I have presented at convocations and I have a good friend who is in a city school district and he told me that at their convocation they actually brought the drum lines from all the high schools in and had them marching through the room and they were throwing t-shirts at people and they were screaming and yelling.
And he said, of course, it was a great day and everybody went out screaming, “This is great! We’re in this together. We’re going to do this!”
And of course then the music fades and the drums stopped and the t-shirts don’t fit and so they face the year without the strategies. They are not sure what to do.
They have this great feeling on that one day. But what happens is, they go back into their classrooms and they close the door. So we are in this together becomes I am in this alone. That’s a problem.
What my books and workshops show them is that they are the powers that be—they can make great progress with students and work on their own progress as professionals by working together with other teachers and by having their students work together as well.
How does And What About You? help teachers implement the idea of collaborative learning?
One of the reasons I wrote, And What About You?, which is a supplemental book. It was supposed to be the appendix of the larger book, but it got too big, so we decided to turn it into
another book. But it’s a stand-alone book with tons of strategies – standing pair shares, squares paired, all of the other strategies that we used in the workshops, about 10 or 11 specific strategies are explained in there. Also, the price.
We wanted to keep it at a price where teachers could afford the book. Many books on the market are so expensive that teachers can’t afford to buy them.
And What About You? comes from working in pairs. I’ll give them 60 seconds. I don’t care who starts but about half-way through I want you to look at you partner and say, “and what about you?”, and use their name. That’s where that title comes from. That is the basic building block.
In the pair, I am taking responsibility for you.
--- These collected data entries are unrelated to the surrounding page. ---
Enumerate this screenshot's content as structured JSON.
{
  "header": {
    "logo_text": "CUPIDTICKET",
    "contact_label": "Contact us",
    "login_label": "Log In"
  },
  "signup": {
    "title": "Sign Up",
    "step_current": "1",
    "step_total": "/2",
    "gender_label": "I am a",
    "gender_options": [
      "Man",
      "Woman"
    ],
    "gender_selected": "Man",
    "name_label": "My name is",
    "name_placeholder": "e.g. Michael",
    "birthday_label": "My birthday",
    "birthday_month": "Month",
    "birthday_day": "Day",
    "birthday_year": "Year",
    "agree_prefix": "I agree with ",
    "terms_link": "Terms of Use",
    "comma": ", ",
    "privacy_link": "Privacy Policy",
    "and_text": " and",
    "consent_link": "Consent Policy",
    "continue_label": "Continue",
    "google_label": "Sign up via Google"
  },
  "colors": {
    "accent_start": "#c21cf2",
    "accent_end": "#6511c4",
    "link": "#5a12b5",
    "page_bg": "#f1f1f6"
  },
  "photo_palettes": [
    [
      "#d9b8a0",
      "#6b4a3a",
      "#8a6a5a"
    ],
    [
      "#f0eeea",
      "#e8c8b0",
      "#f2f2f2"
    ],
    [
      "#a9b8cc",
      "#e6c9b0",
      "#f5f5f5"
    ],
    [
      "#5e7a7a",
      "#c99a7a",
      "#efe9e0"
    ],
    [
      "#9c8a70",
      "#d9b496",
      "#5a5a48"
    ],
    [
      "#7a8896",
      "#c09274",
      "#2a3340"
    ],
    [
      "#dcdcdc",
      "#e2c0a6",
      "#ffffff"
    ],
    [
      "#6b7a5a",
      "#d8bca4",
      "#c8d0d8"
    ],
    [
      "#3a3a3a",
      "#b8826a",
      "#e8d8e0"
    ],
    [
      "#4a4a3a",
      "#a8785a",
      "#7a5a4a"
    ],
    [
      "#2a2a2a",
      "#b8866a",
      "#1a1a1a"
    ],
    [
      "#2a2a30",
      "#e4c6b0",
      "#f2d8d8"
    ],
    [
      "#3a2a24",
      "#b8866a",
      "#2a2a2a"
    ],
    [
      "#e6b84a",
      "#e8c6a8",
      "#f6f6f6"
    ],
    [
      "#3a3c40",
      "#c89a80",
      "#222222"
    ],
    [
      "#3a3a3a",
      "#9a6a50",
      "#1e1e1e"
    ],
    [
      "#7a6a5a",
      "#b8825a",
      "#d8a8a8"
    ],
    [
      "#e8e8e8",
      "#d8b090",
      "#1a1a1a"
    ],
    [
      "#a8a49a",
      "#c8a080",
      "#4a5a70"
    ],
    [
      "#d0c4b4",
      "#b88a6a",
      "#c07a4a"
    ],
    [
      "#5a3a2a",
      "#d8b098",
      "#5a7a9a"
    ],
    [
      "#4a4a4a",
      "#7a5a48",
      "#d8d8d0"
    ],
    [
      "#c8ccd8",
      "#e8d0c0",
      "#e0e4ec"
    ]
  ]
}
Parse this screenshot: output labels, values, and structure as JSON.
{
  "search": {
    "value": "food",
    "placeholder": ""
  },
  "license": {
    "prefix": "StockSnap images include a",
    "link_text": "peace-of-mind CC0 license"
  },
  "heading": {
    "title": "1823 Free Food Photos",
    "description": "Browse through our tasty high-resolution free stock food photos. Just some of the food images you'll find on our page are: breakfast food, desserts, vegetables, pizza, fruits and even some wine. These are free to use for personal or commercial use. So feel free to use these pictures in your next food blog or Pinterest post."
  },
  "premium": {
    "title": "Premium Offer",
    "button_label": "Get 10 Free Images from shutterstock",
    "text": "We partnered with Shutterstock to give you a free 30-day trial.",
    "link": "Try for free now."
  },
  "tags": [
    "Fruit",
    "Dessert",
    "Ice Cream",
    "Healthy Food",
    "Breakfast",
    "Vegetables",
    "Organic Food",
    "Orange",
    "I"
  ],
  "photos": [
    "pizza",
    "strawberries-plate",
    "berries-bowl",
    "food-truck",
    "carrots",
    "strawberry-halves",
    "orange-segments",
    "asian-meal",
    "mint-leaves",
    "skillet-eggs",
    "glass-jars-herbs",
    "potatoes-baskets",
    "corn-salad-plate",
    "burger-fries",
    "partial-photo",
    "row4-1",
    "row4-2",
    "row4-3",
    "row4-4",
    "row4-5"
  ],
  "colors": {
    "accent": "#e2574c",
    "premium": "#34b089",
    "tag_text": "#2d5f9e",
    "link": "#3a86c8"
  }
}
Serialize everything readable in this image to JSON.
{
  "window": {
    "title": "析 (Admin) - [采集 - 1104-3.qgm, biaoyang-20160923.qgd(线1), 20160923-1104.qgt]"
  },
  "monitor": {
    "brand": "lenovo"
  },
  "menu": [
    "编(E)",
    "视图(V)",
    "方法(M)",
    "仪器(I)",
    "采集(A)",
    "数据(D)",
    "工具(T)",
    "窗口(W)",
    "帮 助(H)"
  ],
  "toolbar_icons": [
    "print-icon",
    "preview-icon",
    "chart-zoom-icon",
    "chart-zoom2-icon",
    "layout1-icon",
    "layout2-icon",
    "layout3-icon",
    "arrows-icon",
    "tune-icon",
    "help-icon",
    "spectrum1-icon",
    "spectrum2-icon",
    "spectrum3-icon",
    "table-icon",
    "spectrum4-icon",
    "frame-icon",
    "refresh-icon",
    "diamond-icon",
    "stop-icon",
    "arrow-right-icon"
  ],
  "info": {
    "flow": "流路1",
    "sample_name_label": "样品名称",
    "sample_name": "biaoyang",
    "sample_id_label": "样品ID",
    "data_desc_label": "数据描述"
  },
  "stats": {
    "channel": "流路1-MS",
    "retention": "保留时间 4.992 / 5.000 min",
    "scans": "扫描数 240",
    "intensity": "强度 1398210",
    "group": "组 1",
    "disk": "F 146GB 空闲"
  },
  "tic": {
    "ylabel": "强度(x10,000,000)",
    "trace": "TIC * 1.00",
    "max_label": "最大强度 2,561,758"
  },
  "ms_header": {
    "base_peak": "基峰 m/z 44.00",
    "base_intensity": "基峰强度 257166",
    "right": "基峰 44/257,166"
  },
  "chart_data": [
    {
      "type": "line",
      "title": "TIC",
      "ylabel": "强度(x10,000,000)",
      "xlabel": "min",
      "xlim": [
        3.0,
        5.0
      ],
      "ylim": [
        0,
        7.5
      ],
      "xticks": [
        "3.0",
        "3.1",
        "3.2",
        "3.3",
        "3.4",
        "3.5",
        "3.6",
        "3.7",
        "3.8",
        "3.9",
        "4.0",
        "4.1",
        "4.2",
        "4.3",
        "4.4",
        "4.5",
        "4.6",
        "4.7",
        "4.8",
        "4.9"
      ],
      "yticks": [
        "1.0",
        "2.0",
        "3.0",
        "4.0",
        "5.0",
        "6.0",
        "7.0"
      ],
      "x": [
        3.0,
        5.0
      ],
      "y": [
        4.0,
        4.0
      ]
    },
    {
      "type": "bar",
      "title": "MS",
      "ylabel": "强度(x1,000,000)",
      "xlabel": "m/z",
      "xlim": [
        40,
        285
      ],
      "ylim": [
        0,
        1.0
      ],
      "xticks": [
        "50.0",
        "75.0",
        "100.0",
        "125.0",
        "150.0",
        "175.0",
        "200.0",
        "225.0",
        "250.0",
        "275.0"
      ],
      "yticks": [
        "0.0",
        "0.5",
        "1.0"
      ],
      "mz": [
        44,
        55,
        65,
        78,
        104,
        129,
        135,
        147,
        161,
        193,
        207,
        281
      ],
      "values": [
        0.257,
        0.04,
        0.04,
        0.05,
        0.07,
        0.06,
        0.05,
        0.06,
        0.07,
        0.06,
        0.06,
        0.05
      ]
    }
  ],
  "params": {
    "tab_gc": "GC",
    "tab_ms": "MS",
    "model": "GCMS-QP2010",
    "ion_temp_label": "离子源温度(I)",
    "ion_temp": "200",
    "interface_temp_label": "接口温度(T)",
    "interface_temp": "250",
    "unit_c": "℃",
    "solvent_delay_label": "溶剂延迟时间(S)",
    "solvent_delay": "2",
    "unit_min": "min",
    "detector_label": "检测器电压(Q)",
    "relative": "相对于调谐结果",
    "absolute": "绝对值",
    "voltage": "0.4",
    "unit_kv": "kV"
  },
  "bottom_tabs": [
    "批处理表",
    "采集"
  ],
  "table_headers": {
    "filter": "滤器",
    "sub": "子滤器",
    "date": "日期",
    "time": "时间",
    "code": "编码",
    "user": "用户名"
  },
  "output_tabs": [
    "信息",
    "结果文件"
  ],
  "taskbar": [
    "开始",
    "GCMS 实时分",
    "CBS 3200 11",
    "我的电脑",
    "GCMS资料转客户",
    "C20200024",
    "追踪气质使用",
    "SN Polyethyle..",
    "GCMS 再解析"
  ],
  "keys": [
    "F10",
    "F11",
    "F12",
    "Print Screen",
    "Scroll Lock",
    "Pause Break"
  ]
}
I’m not just responsible for me now, I’m responsible for you and so I bring you in and I stop talking.
Some kids will talk forever. Eddie would talk until the end of time, and not shut up. So, you have to make them responsible. Give them a time limit, and it can’t be too big of time limit. Get them used to talking with each other and helping each other through those conversations.
I guess I am a little frightened and yet I’m encouraged. I’m frightened because this generation of children is spending too much time with screens and not enough time with people. When you spend time with people you build relationships. When you build relationships, you build empathy. You do not build empathy with screens.
Body language and a face-to-face conversation will solve whatever problems you have with the conversation right then and right there.
But kids will get a text and then the other kid turns off his phone, and that kid who’s looking at that text has no idea what that student meant by it. They worry about it all night and they keep
saying “what did you mean, what did you mean?” And, you know, our suicide rates are climbing among those kids. The obesity rate is climbing. Now I see that sports are changing; the whole idea of sports is changing.
There are now many indoor internet-based sports called “sports.” Now, here is the problem with that.
They are not moving and the obesity rate’s going to climb even more and what some students are deciding is “I’d rather do that than go play soccer”, “I’d rather do that than go play football or track or whatever.” As that thing catches hold, we’ve got another reason in the schoolhouse to make sure that those kids get plenty of exercise and face-to-face talk.
So, I am encouraged about what I see around the country and at the same time I’m a little frightened. We need to pick up the pace on those things and think hard about what we are doing for kids.